Do Jornal GGN
Encomendado
pelo PT, um parecer do jurista Luiz Fernando Casagrande Pereira
explica como o ex-presidente Lula, em caso de condenação em segunda
instância, pode judicializar a questão da Lei da Ficha Limpa e
concorrer à presidência em 2018, possivelmente criando um cenário
de instabilidade.
Segundo
o parecer, Lula pode aproveitar que a inelegibilidade decorrente de
decisão colegiada segundo previsto na Lei da Ficha Limpa ainda não
é "firme" e brigar pelo registro de candidatura na
Justiça. Se obtiver uma liminar, poderá respirar um pouco mais
tranquilo.
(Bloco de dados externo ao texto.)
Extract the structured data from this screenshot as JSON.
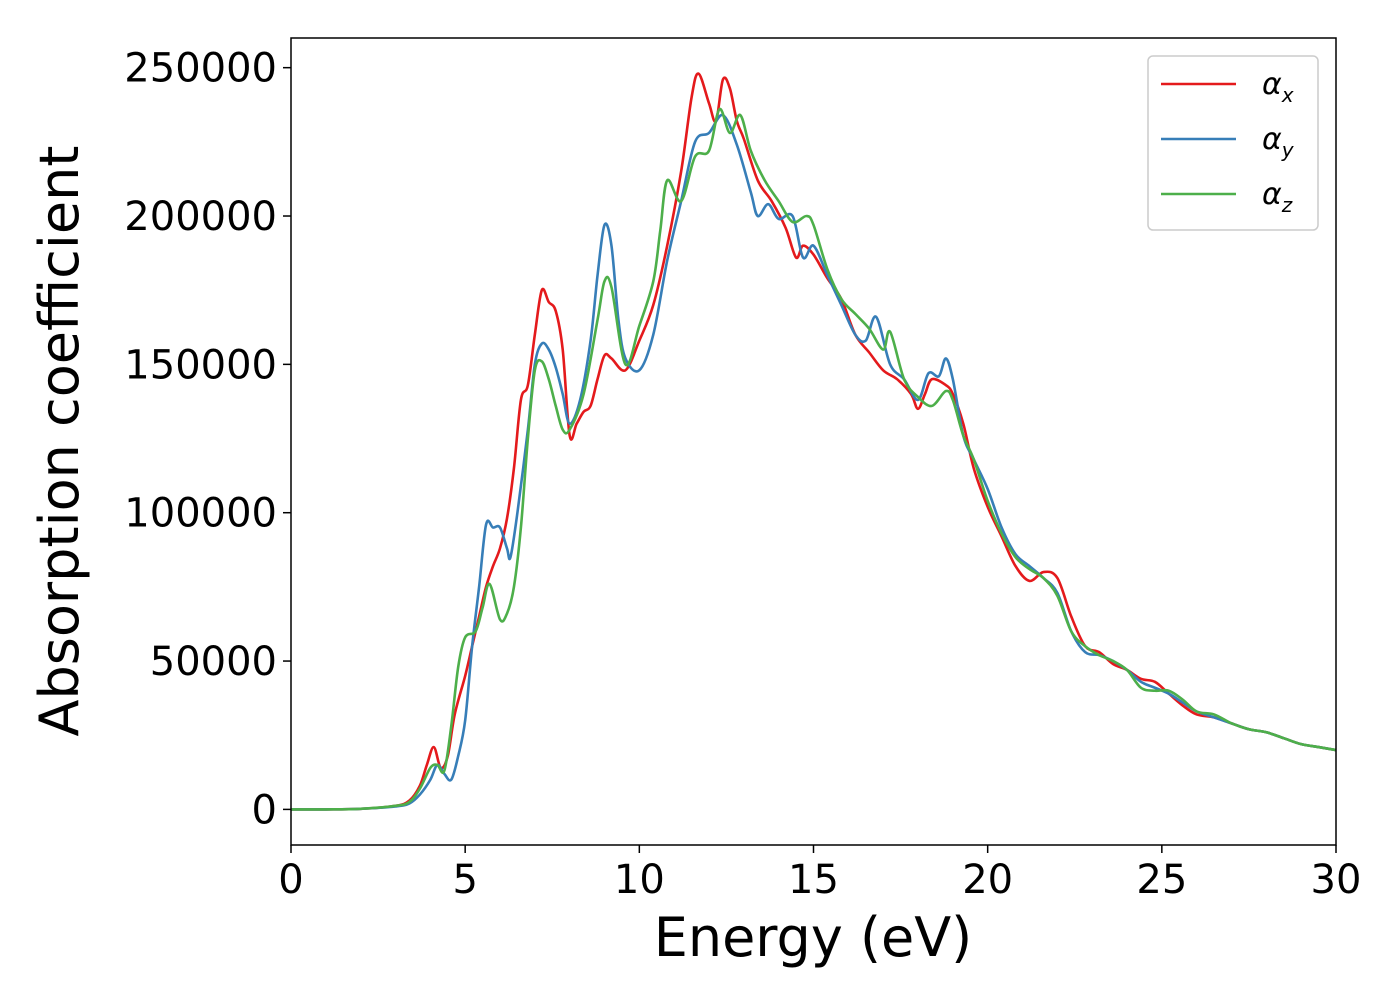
{
  "chart_data": {
    "type": "line",
    "title": "",
    "xlabel": "Energy (eV)",
    "ylabel": "Absorption coefficient",
    "xlim": [
      0,
      30
    ],
    "ylim": [
      -12000,
      260000
    ],
    "xticks": [
      0,
      5,
      10,
      15,
      20,
      25,
      30
    ],
    "yticks": [
      0,
      50000,
      100000,
      150000,
      200000,
      250000
    ],
    "grid": false,
    "legend": "top-right",
    "series": [
      {
        "name": "α",
        "subscript": "x",
        "color": "#e41a1c",
        "points": [
          [
            0,
            0
          ],
          [
            1,
            0
          ],
          [
            2,
            200
          ],
          [
            3,
            1200
          ],
          [
            3.4,
            3000
          ],
          [
            3.7,
            8000
          ],
          [
            3.9,
            15000
          ],
          [
            4.1,
            21000
          ],
          [
            4.3,
            14000
          ],
          [
            4.5,
            18000
          ],
          [
            4.7,
            32000
          ],
          [
            5,
            45000
          ],
          [
            5.2,
            55000
          ],
          [
            5.4,
            65000
          ],
          [
            5.6,
            75000
          ],
          [
            5.8,
            82000
          ],
          [
            6,
            88000
          ],
          [
            6.2,
            98000
          ],
          [
            6.4,
            115000
          ],
          [
            6.6,
            138000
          ],
          [
            6.8,
            143000
          ],
          [
            7,
            160000
          ],
          [
            7.2,
            175000
          ],
          [
            7.4,
            171000
          ],
          [
            7.6,
            168000
          ],
          [
            7.8,
            155000
          ],
          [
            8,
            126000
          ],
          [
            8.2,
            130000
          ],
          [
            8.4,
            134000
          ],
          [
            8.6,
            136000
          ],
          [
            8.8,
            145000
          ],
          [
            9,
            153000
          ],
          [
            9.2,
            152000
          ],
          [
            9.6,
            148000
          ],
          [
            10,
            158000
          ],
          [
            10.4,
            170000
          ],
          [
            10.8,
            190000
          ],
          [
            11.2,
            215000
          ],
          [
            11.5,
            240000
          ],
          [
            11.7,
            248000
          ],
          [
            12,
            238000
          ],
          [
            12.2,
            232000
          ],
          [
            12.4,
            246000
          ],
          [
            12.6,
            243000
          ],
          [
            12.8,
            232000
          ],
          [
            13,
            226000
          ],
          [
            13.4,
            212000
          ],
          [
            13.8,
            205000
          ],
          [
            14.2,
            196000
          ],
          [
            14.5,
            186000
          ],
          [
            14.7,
            190000
          ],
          [
            15,
            187000
          ],
          [
            15.4,
            179000
          ],
          [
            15.8,
            172000
          ],
          [
            16.2,
            160000
          ],
          [
            16.6,
            154000
          ],
          [
            17,
            148000
          ],
          [
            17.4,
            145000
          ],
          [
            17.8,
            140000
          ],
          [
            18,
            135000
          ],
          [
            18.2,
            140000
          ],
          [
            18.4,
            145000
          ],
          [
            18.8,
            143000
          ],
          [
            19,
            140000
          ],
          [
            19.3,
            130000
          ],
          [
            19.6,
            115000
          ],
          [
            20,
            102000
          ],
          [
            20.4,
            92000
          ],
          [
            20.8,
            82000
          ],
          [
            21.2,
            77000
          ],
          [
            21.6,
            80000
          ],
          [
            22,
            78000
          ],
          [
            22.4,
            65000
          ],
          [
            22.8,
            55000
          ],
          [
            23.2,
            53000
          ],
          [
            23.6,
            49000
          ],
          [
            24,
            47000
          ],
          [
            24.4,
            44000
          ],
          [
            24.8,
            43000
          ],
          [
            25.2,
            39000
          ],
          [
            25.6,
            35000
          ],
          [
            26,
            32000
          ],
          [
            26.5,
            31000
          ],
          [
            27,
            29000
          ],
          [
            27.5,
            27000
          ],
          [
            28,
            26000
          ],
          [
            28.5,
            24000
          ],
          [
            29,
            22000
          ],
          [
            29.5,
            21000
          ],
          [
            30,
            20000
          ]
        ]
      },
      {
        "name": "α",
        "subscript": "y",
        "color": "#377eb8",
        "points": [
          [
            0,
            0
          ],
          [
            1,
            0
          ],
          [
            2,
            200
          ],
          [
            3,
            1000
          ],
          [
            3.4,
            2000
          ],
          [
            3.7,
            5000
          ],
          [
            4,
            10000
          ],
          [
            4.2,
            15000
          ],
          [
            4.4,
            12000
          ],
          [
            4.6,
            10000
          ],
          [
            4.8,
            18000
          ],
          [
            5,
            30000
          ],
          [
            5.2,
            55000
          ],
          [
            5.4,
            75000
          ],
          [
            5.6,
            96000
          ],
          [
            5.8,
            95000
          ],
          [
            6,
            95000
          ],
          [
            6.2,
            88000
          ],
          [
            6.3,
            85000
          ],
          [
            6.5,
            100000
          ],
          [
            6.8,
            128000
          ],
          [
            7,
            150000
          ],
          [
            7.2,
            157000
          ],
          [
            7.4,
            155000
          ],
          [
            7.6,
            149000
          ],
          [
            7.8,
            140000
          ],
          [
            8,
            130000
          ],
          [
            8.3,
            138000
          ],
          [
            8.6,
            158000
          ],
          [
            8.8,
            180000
          ],
          [
            9,
            197000
          ],
          [
            9.2,
            190000
          ],
          [
            9.4,
            165000
          ],
          [
            9.6,
            152000
          ],
          [
            10,
            148000
          ],
          [
            10.4,
            160000
          ],
          [
            10.8,
            185000
          ],
          [
            11.2,
            205000
          ],
          [
            11.6,
            225000
          ],
          [
            12,
            228000
          ],
          [
            12.4,
            234000
          ],
          [
            12.8,
            224000
          ],
          [
            13.2,
            208000
          ],
          [
            13.4,
            200000
          ],
          [
            13.7,
            204000
          ],
          [
            14,
            199000
          ],
          [
            14.4,
            200000
          ],
          [
            14.7,
            186000
          ],
          [
            15,
            190000
          ],
          [
            15.4,
            180000
          ],
          [
            15.8,
            170000
          ],
          [
            16.2,
            160000
          ],
          [
            16.5,
            158000
          ],
          [
            16.8,
            166000
          ],
          [
            17.2,
            150000
          ],
          [
            17.6,
            145000
          ],
          [
            18,
            138000
          ],
          [
            18.3,
            147000
          ],
          [
            18.6,
            146000
          ],
          [
            18.8,
            152000
          ],
          [
            19,
            145000
          ],
          [
            19.3,
            126000
          ],
          [
            19.6,
            118000
          ],
          [
            20,
            108000
          ],
          [
            20.4,
            95000
          ],
          [
            20.8,
            86000
          ],
          [
            21.2,
            82000
          ],
          [
            21.6,
            78000
          ],
          [
            22,
            73000
          ],
          [
            22.4,
            60000
          ],
          [
            22.8,
            53000
          ],
          [
            23.2,
            52000
          ],
          [
            23.6,
            50000
          ],
          [
            24,
            47000
          ],
          [
            24.4,
            43000
          ],
          [
            24.8,
            41000
          ],
          [
            25.2,
            39000
          ],
          [
            25.6,
            36000
          ],
          [
            26,
            33000
          ],
          [
            26.5,
            31000
          ],
          [
            27,
            29000
          ],
          [
            27.5,
            27000
          ],
          [
            28,
            26000
          ],
          [
            28.5,
            24000
          ],
          [
            29,
            22000
          ],
          [
            29.5,
            21000
          ],
          [
            30,
            20000
          ]
        ]
      },
      {
        "name": "α",
        "subscript": "z",
        "color": "#4daf4a",
        "points": [
          [
            0,
            0
          ],
          [
            1,
            0
          ],
          [
            2,
            200
          ],
          [
            3,
            1200
          ],
          [
            3.4,
            2500
          ],
          [
            3.7,
            7000
          ],
          [
            4,
            14000
          ],
          [
            4.2,
            15000
          ],
          [
            4.4,
            13000
          ],
          [
            4.6,
            28000
          ],
          [
            4.8,
            48000
          ],
          [
            5,
            58000
          ],
          [
            5.3,
            60000
          ],
          [
            5.5,
            68000
          ],
          [
            5.7,
            76000
          ],
          [
            6,
            64000
          ],
          [
            6.2,
            66000
          ],
          [
            6.4,
            75000
          ],
          [
            6.6,
            95000
          ],
          [
            6.8,
            125000
          ],
          [
            7,
            148000
          ],
          [
            7.2,
            151000
          ],
          [
            7.4,
            145000
          ],
          [
            7.6,
            136000
          ],
          [
            7.8,
            128000
          ],
          [
            8,
            128000
          ],
          [
            8.4,
            140000
          ],
          [
            8.8,
            165000
          ],
          [
            9,
            178000
          ],
          [
            9.2,
            176000
          ],
          [
            9.6,
            150000
          ],
          [
            10,
            163000
          ],
          [
            10.4,
            178000
          ],
          [
            10.6,
            195000
          ],
          [
            10.8,
            212000
          ],
          [
            11.2,
            205000
          ],
          [
            11.6,
            220000
          ],
          [
            12,
            222000
          ],
          [
            12.3,
            236000
          ],
          [
            12.6,
            228000
          ],
          [
            12.9,
            234000
          ],
          [
            13.2,
            222000
          ],
          [
            13.6,
            212000
          ],
          [
            14,
            205000
          ],
          [
            14.4,
            198000
          ],
          [
            14.8,
            200000
          ],
          [
            15,
            197000
          ],
          [
            15.4,
            182000
          ],
          [
            15.8,
            172000
          ],
          [
            16.2,
            167000
          ],
          [
            16.6,
            162000
          ],
          [
            17,
            155000
          ],
          [
            17.2,
            161000
          ],
          [
            17.6,
            145000
          ],
          [
            18,
            139000
          ],
          [
            18.4,
            136000
          ],
          [
            18.8,
            141000
          ],
          [
            19,
            138000
          ],
          [
            19.3,
            126000
          ],
          [
            19.6,
            118000
          ],
          [
            20,
            104000
          ],
          [
            20.4,
            93000
          ],
          [
            20.8,
            85000
          ],
          [
            21.2,
            81000
          ],
          [
            21.6,
            78000
          ],
          [
            22,
            72000
          ],
          [
            22.4,
            60000
          ],
          [
            22.8,
            55000
          ],
          [
            23.2,
            52000
          ],
          [
            23.6,
            50000
          ],
          [
            24,
            47000
          ],
          [
            24.4,
            41000
          ],
          [
            24.8,
            40000
          ],
          [
            25.2,
            40000
          ],
          [
            25.6,
            37000
          ],
          [
            26,
            33000
          ],
          [
            26.5,
            32000
          ],
          [
            27,
            29000
          ],
          [
            27.5,
            27000
          ],
          [
            28,
            26000
          ],
          [
            28.5,
            24000
          ],
          [
            29,
            22000
          ],
          [
            29.5,
            21000
          ],
          [
            30,
            20000
          ]
        ]
      }
    ]
  }
}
Mas se não conseguir, também não será fácil para a
oposição impugnar a candidatura rapidamente.
Mesmo
com todos os agentes envolvidos apertando o passo na tentativa de
frear a candidatura de Lula, o assunto só vai se esgotar em setembro
de 2018, quando o petista já estará em "plena campanha".
Neste caso, se chegar a ser impedido e não quiser colocar todos os
votos em risco, ele poderá pedir a substituição às vésperas do
primeiro turno.
Controvérsia
Advogado,
Doutor e Mestre em Direito pela Universidade Federal do Paraná,
Pereira explicou que ainda há controvérsias sobre a aplicação
imediata da Lei da Ficha Limpa no caso de uma turma de tribunal
recursal confirmar a sentença imposta em primeiro grau.
No
caso de Lula, esse momento acontece quando a 8ª Turma do Tribunal
Regional Federal da 4ª Região, presidida pelo desembargador João
Gebran Neto, analisar a condenação imposta a Lula por Sergio Moro.
Há
algumas semanas, a grande mídia noticiou que o PT está confiante
que pelo menos um dos três desembagadores dará um voto contra a
sentença de Moro. Isso será suficiente para a defesa de Lula entrar
com um recurso dentro do próprio TRF4.
A
decisão dos 3 desembagadores será o equivalente à decisão em
colegiado, em 2ª instância, que a Lei da Ficha Limpa admite como
suficiente para aplicar a inelegibilidade a um pretenso candidato.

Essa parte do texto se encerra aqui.